Described reception unit is specifically for receiving from described ID authentication device by the search callback method of described system Broadcast data and the device object corresponding with described ID authentication device.

37. devices according to claim 36, it is characterised in that described connexon module is specifically for using described reception The method of attachment of the device object calling system corresponding with described ID authentication device that unit receives and described authentication Equipment is set up bluetooth and is connected, and obtains general-purpose attribute protocol object and arranges connection callback object.

38. according to the device described in claim 37, it is characterised in that described first obtains submodule specifically for by default clothes Business mark, as parameter, uses general-purpose attribute protocol object, the acquisition method of servicing of calling system, obtains described authentication and set Standby service object；Using default signature identification of writing as parameter, use the acquisition feature side of described service object's calling system Method, obtains from described service object and writes feature object；Using default notice signature identification as parameter, use described service right As the acquisition characterization method of calling system, from described service object, obtain notice feature object.

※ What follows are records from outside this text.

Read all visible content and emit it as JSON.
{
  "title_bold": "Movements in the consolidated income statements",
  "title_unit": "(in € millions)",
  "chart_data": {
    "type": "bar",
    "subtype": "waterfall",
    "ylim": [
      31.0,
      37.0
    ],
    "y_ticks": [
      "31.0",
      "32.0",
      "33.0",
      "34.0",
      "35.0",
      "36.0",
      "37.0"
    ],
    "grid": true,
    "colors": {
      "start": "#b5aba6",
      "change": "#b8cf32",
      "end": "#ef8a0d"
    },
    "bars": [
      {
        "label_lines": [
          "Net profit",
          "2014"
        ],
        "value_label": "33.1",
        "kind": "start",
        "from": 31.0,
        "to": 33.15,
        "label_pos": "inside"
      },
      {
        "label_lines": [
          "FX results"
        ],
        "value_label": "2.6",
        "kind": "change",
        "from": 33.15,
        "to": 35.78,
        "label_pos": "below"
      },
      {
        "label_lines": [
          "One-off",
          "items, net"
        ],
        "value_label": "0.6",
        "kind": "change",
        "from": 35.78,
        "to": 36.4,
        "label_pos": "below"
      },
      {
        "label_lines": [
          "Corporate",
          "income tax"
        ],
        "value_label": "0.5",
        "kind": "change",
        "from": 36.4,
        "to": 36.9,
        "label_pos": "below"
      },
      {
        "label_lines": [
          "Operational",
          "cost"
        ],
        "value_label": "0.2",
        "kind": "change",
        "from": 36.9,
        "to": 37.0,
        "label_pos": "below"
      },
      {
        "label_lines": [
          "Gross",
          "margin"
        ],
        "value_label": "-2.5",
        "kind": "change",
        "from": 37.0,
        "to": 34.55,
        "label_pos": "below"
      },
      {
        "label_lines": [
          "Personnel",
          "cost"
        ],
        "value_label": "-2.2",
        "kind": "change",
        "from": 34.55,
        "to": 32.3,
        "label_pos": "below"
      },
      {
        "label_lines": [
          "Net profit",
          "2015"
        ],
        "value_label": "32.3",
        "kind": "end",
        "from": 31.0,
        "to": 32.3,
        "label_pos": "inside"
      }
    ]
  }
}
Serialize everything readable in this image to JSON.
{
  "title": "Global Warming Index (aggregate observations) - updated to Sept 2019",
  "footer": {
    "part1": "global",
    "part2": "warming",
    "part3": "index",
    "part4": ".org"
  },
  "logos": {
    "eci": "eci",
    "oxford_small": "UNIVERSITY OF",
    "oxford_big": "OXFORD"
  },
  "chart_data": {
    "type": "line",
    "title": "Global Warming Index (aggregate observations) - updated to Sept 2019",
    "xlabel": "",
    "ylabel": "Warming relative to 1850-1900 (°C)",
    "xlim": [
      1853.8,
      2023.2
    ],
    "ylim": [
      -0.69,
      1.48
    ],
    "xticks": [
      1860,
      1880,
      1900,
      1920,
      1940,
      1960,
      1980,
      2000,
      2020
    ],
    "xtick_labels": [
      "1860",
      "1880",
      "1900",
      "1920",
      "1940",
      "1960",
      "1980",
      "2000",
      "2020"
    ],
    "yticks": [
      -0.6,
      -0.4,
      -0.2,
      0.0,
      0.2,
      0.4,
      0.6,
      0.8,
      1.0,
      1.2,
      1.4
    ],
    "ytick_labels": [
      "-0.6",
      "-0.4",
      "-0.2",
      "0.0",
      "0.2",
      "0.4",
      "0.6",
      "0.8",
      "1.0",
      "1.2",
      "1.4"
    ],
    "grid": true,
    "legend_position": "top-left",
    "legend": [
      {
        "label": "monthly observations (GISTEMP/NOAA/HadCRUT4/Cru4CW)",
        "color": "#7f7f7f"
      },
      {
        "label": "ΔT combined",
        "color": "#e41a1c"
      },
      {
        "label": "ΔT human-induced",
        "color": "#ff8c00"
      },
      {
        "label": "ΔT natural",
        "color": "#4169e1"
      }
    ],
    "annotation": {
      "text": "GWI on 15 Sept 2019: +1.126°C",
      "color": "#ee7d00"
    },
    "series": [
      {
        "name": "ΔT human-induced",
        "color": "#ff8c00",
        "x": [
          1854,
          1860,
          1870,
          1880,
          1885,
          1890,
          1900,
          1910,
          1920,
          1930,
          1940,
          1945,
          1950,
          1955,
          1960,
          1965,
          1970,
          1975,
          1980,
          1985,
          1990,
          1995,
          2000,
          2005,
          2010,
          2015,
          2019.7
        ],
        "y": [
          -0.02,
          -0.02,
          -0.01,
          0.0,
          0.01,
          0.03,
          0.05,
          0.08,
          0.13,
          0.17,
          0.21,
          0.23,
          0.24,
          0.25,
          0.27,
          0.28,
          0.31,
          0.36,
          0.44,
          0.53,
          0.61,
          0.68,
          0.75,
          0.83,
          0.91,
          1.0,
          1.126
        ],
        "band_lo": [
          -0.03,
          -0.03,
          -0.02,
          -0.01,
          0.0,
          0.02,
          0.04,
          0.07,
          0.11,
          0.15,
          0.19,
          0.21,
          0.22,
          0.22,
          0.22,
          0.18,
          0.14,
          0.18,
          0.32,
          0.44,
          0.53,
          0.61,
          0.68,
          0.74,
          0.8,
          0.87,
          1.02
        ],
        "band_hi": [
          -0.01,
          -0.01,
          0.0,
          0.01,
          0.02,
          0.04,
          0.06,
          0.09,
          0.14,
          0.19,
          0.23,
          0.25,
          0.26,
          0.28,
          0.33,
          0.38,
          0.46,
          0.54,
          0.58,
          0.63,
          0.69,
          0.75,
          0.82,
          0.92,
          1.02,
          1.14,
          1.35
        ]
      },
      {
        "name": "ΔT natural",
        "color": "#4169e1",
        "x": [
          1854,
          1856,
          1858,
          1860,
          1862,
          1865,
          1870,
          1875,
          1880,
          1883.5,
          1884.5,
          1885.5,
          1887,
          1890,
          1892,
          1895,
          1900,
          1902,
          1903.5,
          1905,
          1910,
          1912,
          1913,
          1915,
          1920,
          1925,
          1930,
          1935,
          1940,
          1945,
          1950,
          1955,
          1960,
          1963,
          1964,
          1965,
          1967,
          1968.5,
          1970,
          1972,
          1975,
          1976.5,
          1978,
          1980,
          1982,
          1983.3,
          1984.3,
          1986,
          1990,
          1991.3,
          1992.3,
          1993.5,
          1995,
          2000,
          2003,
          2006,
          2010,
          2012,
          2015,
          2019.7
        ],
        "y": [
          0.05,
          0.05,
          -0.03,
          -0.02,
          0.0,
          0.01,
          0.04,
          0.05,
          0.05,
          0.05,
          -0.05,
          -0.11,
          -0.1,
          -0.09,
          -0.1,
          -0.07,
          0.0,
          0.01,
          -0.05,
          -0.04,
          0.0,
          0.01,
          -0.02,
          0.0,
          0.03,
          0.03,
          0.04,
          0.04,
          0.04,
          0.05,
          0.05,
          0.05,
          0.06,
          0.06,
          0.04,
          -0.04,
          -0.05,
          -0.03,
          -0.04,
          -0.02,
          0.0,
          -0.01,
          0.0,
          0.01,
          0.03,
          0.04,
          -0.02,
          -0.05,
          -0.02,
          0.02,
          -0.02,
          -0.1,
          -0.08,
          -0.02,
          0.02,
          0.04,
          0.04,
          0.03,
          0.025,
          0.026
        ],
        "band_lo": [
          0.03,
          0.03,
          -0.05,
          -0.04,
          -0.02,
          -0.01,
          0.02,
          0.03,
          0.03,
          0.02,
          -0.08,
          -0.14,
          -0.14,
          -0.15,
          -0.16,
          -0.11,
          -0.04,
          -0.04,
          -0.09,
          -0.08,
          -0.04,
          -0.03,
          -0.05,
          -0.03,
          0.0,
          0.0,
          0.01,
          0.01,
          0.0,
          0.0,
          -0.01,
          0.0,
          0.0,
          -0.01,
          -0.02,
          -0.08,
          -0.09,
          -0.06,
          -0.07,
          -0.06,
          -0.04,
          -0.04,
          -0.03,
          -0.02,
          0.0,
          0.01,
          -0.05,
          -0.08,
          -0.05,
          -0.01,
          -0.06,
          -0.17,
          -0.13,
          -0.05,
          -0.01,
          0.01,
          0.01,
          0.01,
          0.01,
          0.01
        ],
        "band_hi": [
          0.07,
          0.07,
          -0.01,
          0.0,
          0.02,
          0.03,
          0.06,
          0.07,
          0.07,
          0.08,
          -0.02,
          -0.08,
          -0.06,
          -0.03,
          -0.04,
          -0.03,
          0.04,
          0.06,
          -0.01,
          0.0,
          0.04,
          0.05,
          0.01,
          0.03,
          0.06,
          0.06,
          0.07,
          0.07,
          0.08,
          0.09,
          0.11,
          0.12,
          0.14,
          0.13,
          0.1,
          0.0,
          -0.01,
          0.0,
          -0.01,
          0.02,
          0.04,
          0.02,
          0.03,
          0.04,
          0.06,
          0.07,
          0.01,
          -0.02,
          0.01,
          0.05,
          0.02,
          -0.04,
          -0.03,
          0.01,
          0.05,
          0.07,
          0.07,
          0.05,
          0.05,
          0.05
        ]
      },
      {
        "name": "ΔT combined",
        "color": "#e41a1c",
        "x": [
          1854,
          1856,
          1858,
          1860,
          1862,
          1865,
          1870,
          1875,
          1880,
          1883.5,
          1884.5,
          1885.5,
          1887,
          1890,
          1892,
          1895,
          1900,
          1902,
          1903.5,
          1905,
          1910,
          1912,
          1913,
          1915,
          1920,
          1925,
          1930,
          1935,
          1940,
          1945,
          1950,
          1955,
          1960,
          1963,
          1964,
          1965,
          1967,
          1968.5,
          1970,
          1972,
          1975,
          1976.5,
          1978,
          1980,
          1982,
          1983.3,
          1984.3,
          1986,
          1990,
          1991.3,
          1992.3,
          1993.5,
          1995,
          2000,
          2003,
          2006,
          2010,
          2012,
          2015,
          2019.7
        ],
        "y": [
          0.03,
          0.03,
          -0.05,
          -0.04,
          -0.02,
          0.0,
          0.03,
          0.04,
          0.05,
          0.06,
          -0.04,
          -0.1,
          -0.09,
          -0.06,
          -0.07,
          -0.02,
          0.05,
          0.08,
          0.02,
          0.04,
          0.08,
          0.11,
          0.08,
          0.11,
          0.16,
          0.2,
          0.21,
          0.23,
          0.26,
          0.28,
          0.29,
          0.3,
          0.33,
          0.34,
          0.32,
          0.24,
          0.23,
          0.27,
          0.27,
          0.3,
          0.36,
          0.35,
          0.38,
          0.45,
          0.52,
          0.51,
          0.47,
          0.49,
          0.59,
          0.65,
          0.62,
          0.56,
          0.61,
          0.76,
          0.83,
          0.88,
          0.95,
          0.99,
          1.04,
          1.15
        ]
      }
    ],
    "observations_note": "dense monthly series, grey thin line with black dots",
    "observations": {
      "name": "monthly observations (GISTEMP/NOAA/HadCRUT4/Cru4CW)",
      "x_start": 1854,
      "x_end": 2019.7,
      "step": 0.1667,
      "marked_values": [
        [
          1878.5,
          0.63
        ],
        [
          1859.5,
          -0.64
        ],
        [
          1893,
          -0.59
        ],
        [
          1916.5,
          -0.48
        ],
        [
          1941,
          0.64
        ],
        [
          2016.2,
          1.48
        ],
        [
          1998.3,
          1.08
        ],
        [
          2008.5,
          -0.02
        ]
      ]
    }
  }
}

39. according to the device described in claim 38, it is characterised in that described callback object includes that the notice of described system is returned Tune method；

Described enable submodule, specifically for the feature notification method that arranges of calling system, enables notice feature object；

Described feature receives submodule specifically for receiving described ID authentication device by the communication callback method of described system The 6th response including the second edition number returned by described notice feature object；And adjusted back by the communication of described system Method receives the 7th response that described ID authentication device is returned by described notice feature object.

40. according to the device described in claim 21 or 28, it is characterised in that described first obtains submodule specifically for basis Described preset service mark obtains the service of described ID authentication device, according to default notice signature identification from described service Obtain notice feature；Obtain from described service write feature according to default signature identification of writing.